Right where were we. Ahhh yes, I remember. Mister (or Mrs) Attitude. Okay, so, they have a problem. In this case their computer is broken and needs fixing, so what do they do? Well firstly, try they to fix it themselves. They’re not happy it’s not working and they want to get on with their day without interruption. They can’t fix it though, they don’t know how. The problem gets worse. So they pick up the phone and call the help-desk. The help-desk is in another country, in a different time-zone and the operator’s first language doesn’t match the caller. Frustrating. And to add insult to injury, because they’ve tried to fix the problem themselves, the help-desk operator can’t. They’ve made it worse.

Having worked on a help-desk, I know there are rules you have to follow when it comes to what and when you’re allowed to say something on the phone. And a good, well trained, operator knows when to break or bend those rules. But in the situation above, those rules apply as they’re there to ensure the call goes as smoothly; and as quickly, as possible. In this situation though, it rarely does. And the operator usually ends up offending the caller in some way (or the other way around) – strike two and off to second line we go.

OK, so I’ve spent a good deal of time at 2nd Line – We’re the guys and gals who fix stuff.
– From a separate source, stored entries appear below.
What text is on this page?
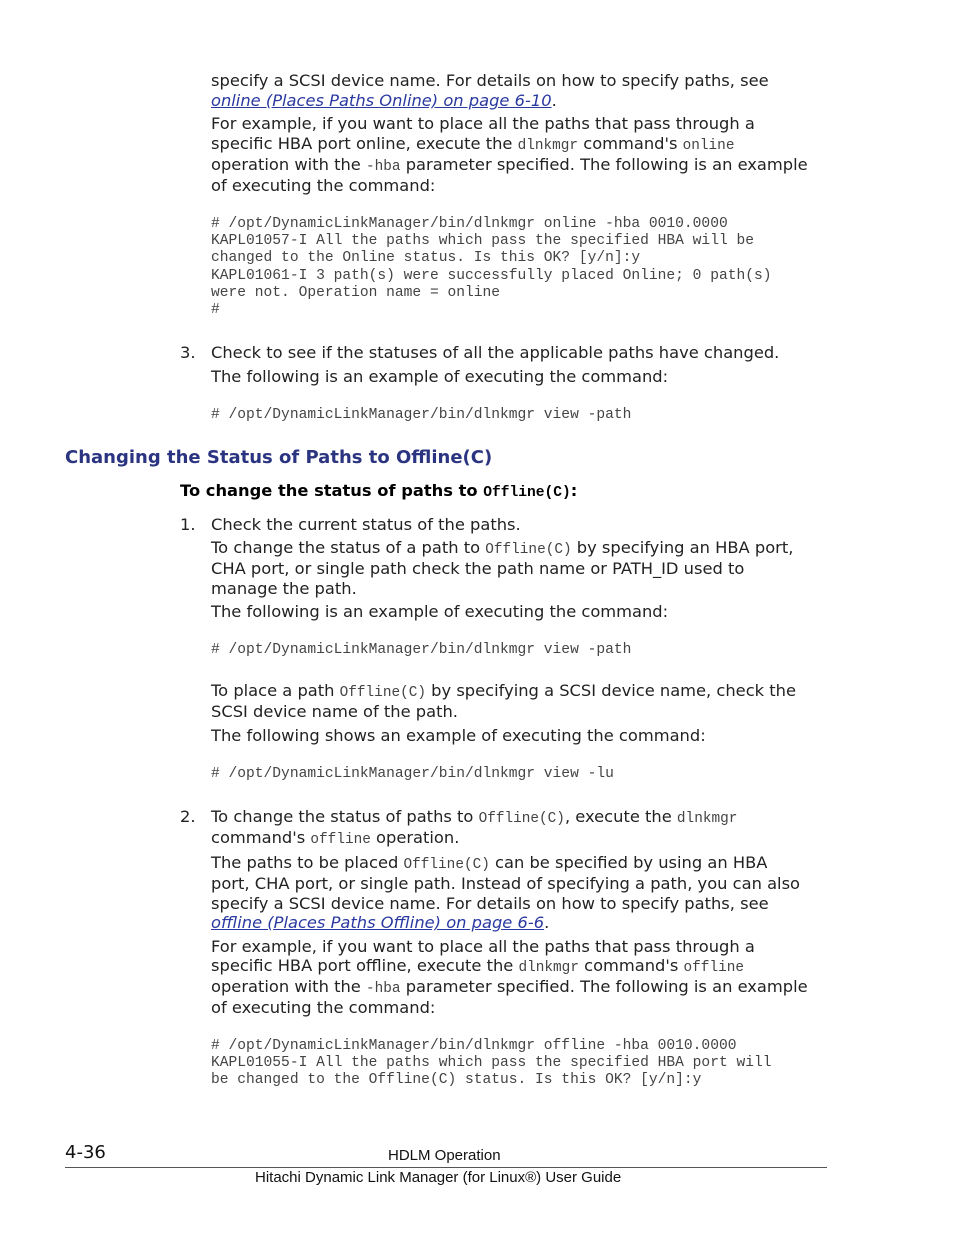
specify a SCSI device name. For details on how to specify paths, see

online (Places Paths Online) on page 6-10.

For example, if you want to place all the paths that pass through a

specific HBA port online, execute the dlnkmgr command's online

operation with the -hba parameter specified. The following is an example

of executing the command:

# /opt/DynamicLinkManager/bin/dlnkmgr online -hba 0010.0000
KAPL01057-I All the paths which pass the specified HBA will be
changed to the Online status. Is this OK? [y/n]:y
KAPL01061-I 3 path(s) were successfully placed Online; 0 path(s)
were not. Operation name = online
#
3. Check to see if the statuses of all the applicable paths have changed.

The following is an example of executing the command:

# /opt/DynamicLinkManager/bin/dlnkmgr view -path
Changing the Status of Paths to Offline(C)
To change the status of paths to Offline(C):
1. Check the current status of the paths.

To change the status of a path to Offline(C) by specifying an HBA port,

CHA port, or single path check the path name or PATH_ID used to

manage the path.

The following is an example of executing the command:

# /opt/DynamicLinkManager/bin/dlnkmgr view -path

To place a path Offline(C) by specifying a SCSI device name, check the

SCSI device name of the path.

The following shows an example of executing the command:

# /opt/DynamicLinkManager/bin/dlnkmgr view -lu
2. To change the status of paths to Offline(C), execute the dlnkmgr

command's offline operation.

The paths to be placed Offline(C) can be specified by using an HBA

port, CHA port, or single path. Instead of specifying a path, you can also

specify a SCSI device name. For details on how to specify paths, see

offline (Places Paths Offline) on page 6-6.

For example, if you want to place all the paths that pass through a

specific HBA port offline, execute the dlnkmgr command's offline

operation with the -hba parameter specified. The following is an example

of executing the command:

# /opt/DynamicLinkManager/bin/dlnkmgr offline -hba 0010.0000
KAPL01055-I All the paths which pass the specified HBA port will
be changed to the Offline(C) status. Is this OK? [y/n]:y
4-36	HDLM Operation
Hitachi Dynamic Link Manager (for Linux®) User Guide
We know just enough of our shit to get the job done and keep people happy. But when it comes to real major stuff, that’s the Network and Infrastructure teams – they keep the lights on, we make sure the bulbs and switches are working. (ps, all you desktop guys with big heads who think you know more than you do? Cool off, remember, 20 YEARS…)
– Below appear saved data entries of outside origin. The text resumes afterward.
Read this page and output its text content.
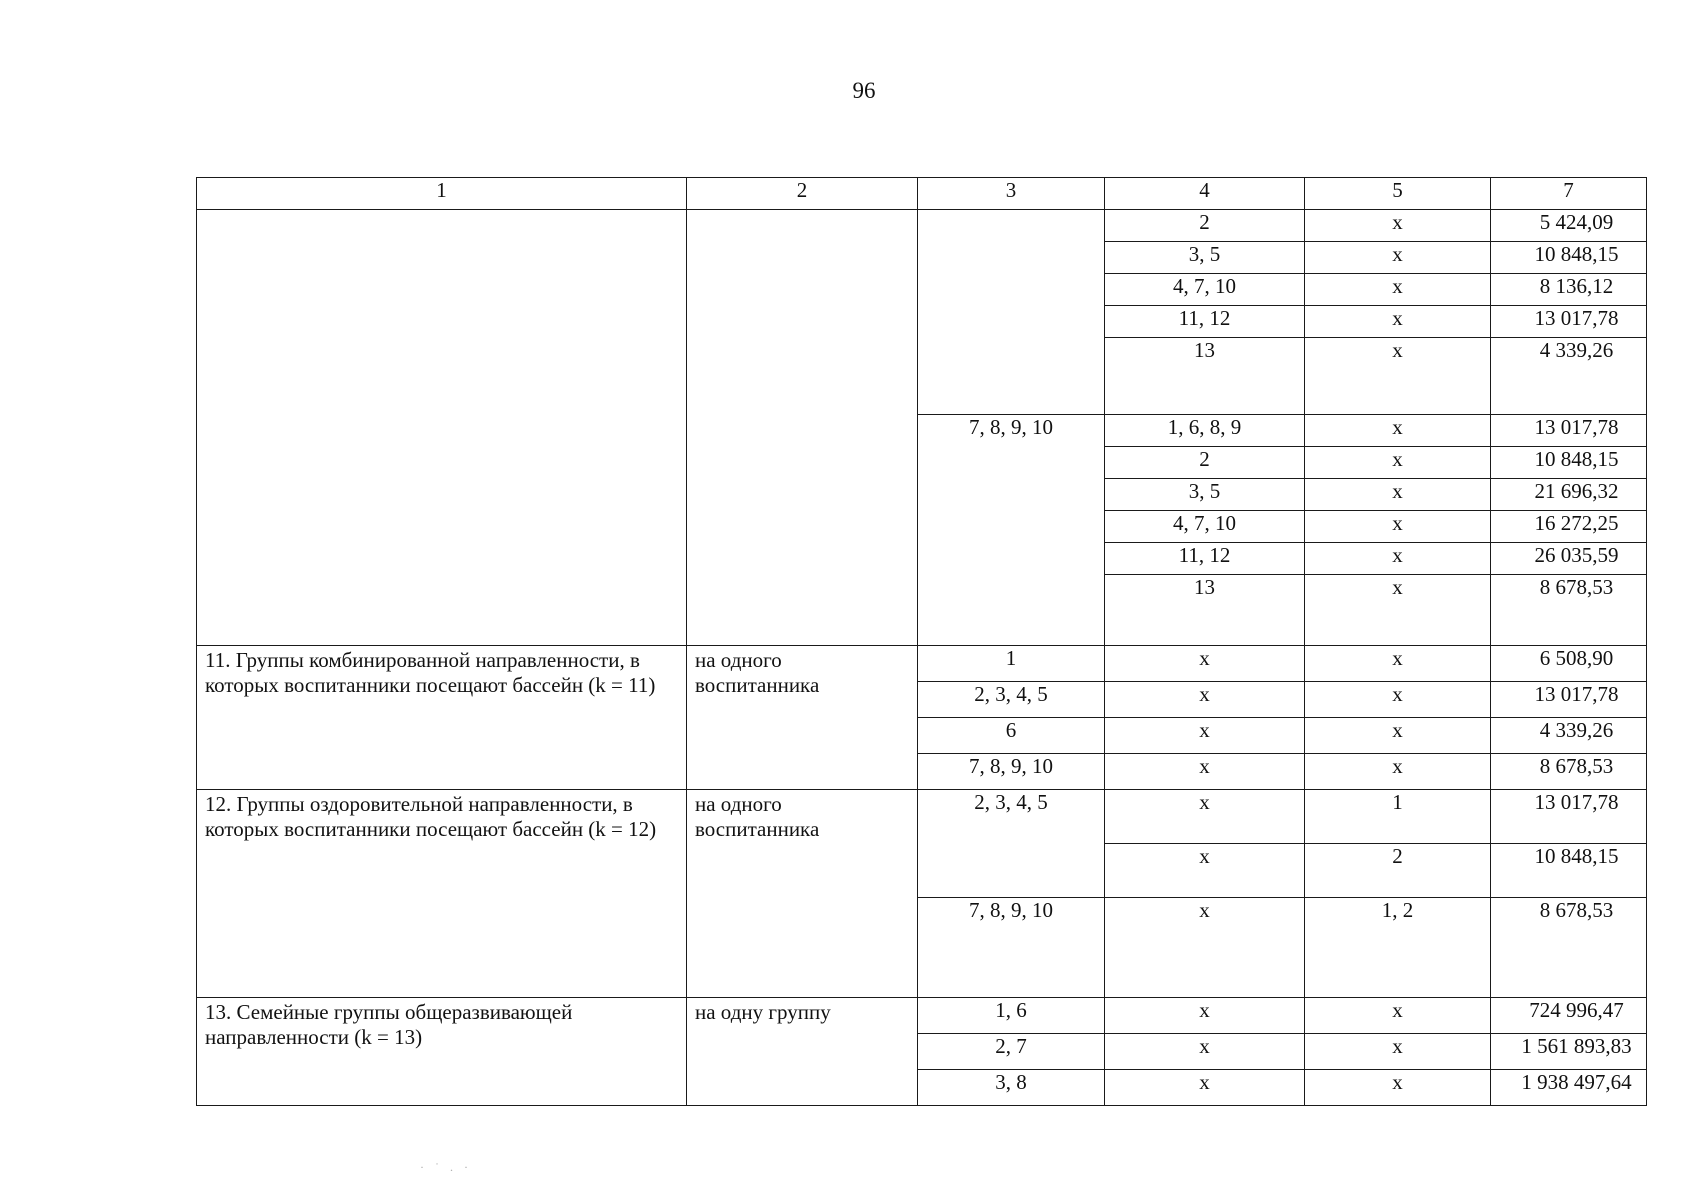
96
1	2	3	4	5	7
			2	х	5 424,09
			3, 5	х	10 848,15
			4, 7, 10	х	8 136,12
			11, 12	х	13 017,78
			13	х	4 339,26
		7, 8, 9, 10	1, 6, 8, 9	х	13 017,78
			2	х	10 848,15
			3, 5	х	21 696,32
			4, 7, 10	х	16 272,25
			11, 12	х	26 035,59
			13	х	8 678,53
11. Группы комбинированной направленности, в которых воспитанники посещают бассейн (k = 11)	на одного воспитанника	1	х	х	6 508,90
		2, 3, 4, 5	х	х	13 017,78
		6	х	х	4 339,26
		7, 8, 9, 10	х	х	8 678,53
12. Группы оздоровительной направленности, в которых воспитанники посещают бассейн (k = 12)	на одного воспитанника	2, 3, 4, 5	х	1	13 017,78
			х	2	10 848,15
		7, 8, 9, 10	х	1, 2	8 678,53
13. Семейные группы общеразвивающей направленности (k = 13)	на одну группу	1, 6	х	х	724 996,47
		2, 7	х	х	1 561 893,83
		3, 8	х	х	1 938 497,64
· ˙ . ·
Anyway, the help-desk pass you a call; and you look at who the user is, and they’re known for needing attitude readjustment. But you deal anyway, you have to, someone’s got to fix it and it’s now down to you. So off you go, you can do this you’re the cool 2nd Line Guy / Gal. You get there, you can see they’re in a bad mood but they’re polite because someone has turned up to fix it. You look at the problem and you realise they’ve screwed it. No way is it a 30 second fix, and you need to tell them.

Thing is, as you’re looking at the problem and they’re describing to you what happened, leaving out the important details (what they did to break it). Well build that wall now bitches and build it fast – you’re going to need it. This one is going to be painful, and you just know it’s going to go off. Whatever it is that pissed them off earlier in the day is about to hit you right in the face, and there’s nothing you can do about it –  It’s coming right at you.

How do you deal with it?

Well the best way is to stay calm and let them rant, you can have your say later. And you can, it’s not then end of the world if you don’t get it said at the time. Just because Mr or Mrs Attitude want’s to go through 20 different bullet points; doesn’t mean you have to remember them all, you just need to get the overall picture – i.e., they’re pissed at something. If you can work out what it is, great, go get a job as a counsellor. If not, who really gives a shit? I don’t, that’s for sure – and I could take a job as a counsellor.

But seriously, the point I’m trying to make is; what’s the point in getting angry at everything. Don’t fight fire with fire, fight fire with water. And if that don’t work, just let the damn building burn to the ground – you can always rebuild it when the fire goes out.

So to let you know where the ‘On Topic’ comes in, well that’s exactly what I decided to do in work. You see, I have mentioned (briefly) that there was an attitude in work when I came out. And that it was said – directly to me, might I add – that I’m, “Not a Woman”. Well, if you want to get chromosomal on my ass, no, I’m not. Actually I don’t know if I’m XX (unlikely), XY (probable) or some other combination (XXY, XYY, XXXY, whatever) – intersex I believe is the term they use.

What I do know, is that my brain thinks I’m female – and body looks male. I have to work with that shit, I have to live my life and deal with that on a daily basis and the best the medical professions can offer me is Gender Reassignment Surgery. Well I’m up for that, as I want to live out the rest of my life happy; just like you do.